Social Media or Not, a Primary Is Still a Primary


I’m going to pick on my friend Ezra Klein today. He begins an essay about changes in American politics with a list of four recent developments in this year’s presidential primary race:

  • First, Scott Walker, who looked to be the conservative establishment’s pick for the GOP nomination, dropped out of the race.
  • Then John Boehner unexpectedly resigned from Congress….
  • Then an NBC/Wall Street Journal poll was released showing Bernie Sanders merely 7 points behind Hillary Clinton….
  • The same poll showed that Donald Trump, Ben Carson, and Carly Fiorina — the GOP’s true outsider candidates — have reached a combined 52 percent in the polls, while Jeb Bush, the GOP’s top insider candidate, has plummeted from 23 percent to 7 percent.

“Let’s state the obvious,” says Klein. “No pundit anywhere predicted any two of these things back in June. Hell, I’m not aware of a pundit who predicted even one of them….The models we typically use to understand American politics are breaking down.”
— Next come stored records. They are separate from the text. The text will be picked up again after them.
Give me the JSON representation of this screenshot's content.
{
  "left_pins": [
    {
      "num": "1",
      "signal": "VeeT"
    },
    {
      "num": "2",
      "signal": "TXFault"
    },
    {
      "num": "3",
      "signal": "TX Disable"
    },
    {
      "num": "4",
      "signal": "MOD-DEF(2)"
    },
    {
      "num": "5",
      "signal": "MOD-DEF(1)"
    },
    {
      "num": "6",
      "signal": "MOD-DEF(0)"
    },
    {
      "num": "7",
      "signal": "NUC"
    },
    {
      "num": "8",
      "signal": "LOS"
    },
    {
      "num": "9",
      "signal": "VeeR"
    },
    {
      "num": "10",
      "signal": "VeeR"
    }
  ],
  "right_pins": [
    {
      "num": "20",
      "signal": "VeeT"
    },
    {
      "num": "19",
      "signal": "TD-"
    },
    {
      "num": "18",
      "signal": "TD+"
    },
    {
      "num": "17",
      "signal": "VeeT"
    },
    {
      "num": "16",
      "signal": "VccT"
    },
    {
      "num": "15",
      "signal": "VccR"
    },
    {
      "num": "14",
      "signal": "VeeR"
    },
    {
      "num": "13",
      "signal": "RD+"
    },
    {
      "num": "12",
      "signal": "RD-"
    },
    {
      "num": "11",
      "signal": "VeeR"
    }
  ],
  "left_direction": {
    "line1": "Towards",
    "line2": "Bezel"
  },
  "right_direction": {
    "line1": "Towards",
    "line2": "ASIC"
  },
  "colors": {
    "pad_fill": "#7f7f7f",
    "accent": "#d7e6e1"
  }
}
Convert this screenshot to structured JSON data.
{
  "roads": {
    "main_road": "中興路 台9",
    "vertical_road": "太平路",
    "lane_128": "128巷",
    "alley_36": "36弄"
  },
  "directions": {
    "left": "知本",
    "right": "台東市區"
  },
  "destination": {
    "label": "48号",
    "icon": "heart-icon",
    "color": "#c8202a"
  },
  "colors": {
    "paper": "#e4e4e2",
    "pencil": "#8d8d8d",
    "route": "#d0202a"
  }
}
Before we get to those models, let’s talk about whether they’re really breaking down in the first place. Klein is surely right that nobody predicted precisely the four things he mentions. But that sets the bar way too high. Nobody’s ever pretended that a model of politics can do that. Instead, let’s go through them in a more general sense:

  • Every observer of primaries has written about the “winnowing” effect. This is exactly what it sounds like: some candidates will turn out to be worse than expected and will lose the support of donors and voters. Then they’ll drop out. Nobody ever knows exactly who this will be—that’s why we run actual races—but everyone expected that at least one or two seemingly strong candidates would drop out before the Iowa caucuses.
  • Pundits have been talking about the possibility of Boehner resigning for at least a year. He has a thankless job these days and was basically forced out by the tea party. But speakers have lost support before—Newt Gingrich is the most dramatic recent example—and what happened to Boehner, though unusual, isn’t unheard of.
  • Outsider candidates—Eugene McCarthy, Pat Buchanan, Ross Perot, Gary Hart, Bill Bradley—have a long history of spiking in the polls and giving establishment leaders fits. Sometimes they even win their primary battles, as George McGovern and Barack Obama did.
  • OK, this one is pretty unusual.

Klein’s theory is that party insiders have lost a significant amount of influence in our brave new world of internet news sources and social media. And that might be true. But parties have been losing power for a long time, and changes in media infrastructure are nothing new. Candidates who took advantage of the rise of radio (FDR), then the rise of TV (Kennedy, Nixon), and then the rise of the web (Obama) have always done well. In terms of infrastructure, candidates have had to adapt to the rise of primaries, the rise of direct mail, the rise of microtargeting, and much more. Nothing ever stays the same.

Has social media fundamentally changed the landscape of presidential campaigns? I’m not really convinced. It’s certainly changed things, but I’m not sure it’s changed things any more than the routine-yet-seismic shifts that have been documented about once a decade in campaign tomes going back to Theodore White in 1960.1 Our traditional models of presidential politics need to keep up with the times, but my guess is that they’re not quite ready for the graveyard yet.

1Off the top of my head: television in the 60s; convention/nominating rules in the 70s; direct mail in the 80s; talk radio/cable news in the 90s; web/microtargeting in the 00s; social media in the teens.

POSTSCRIPT: But I admit that there has been one big change this year: the rise of the first name. We have Bernie, Hillary, Carly, and Jeb. Has there ever been a primary campaign with more candidates going by their first names? What’s up with that?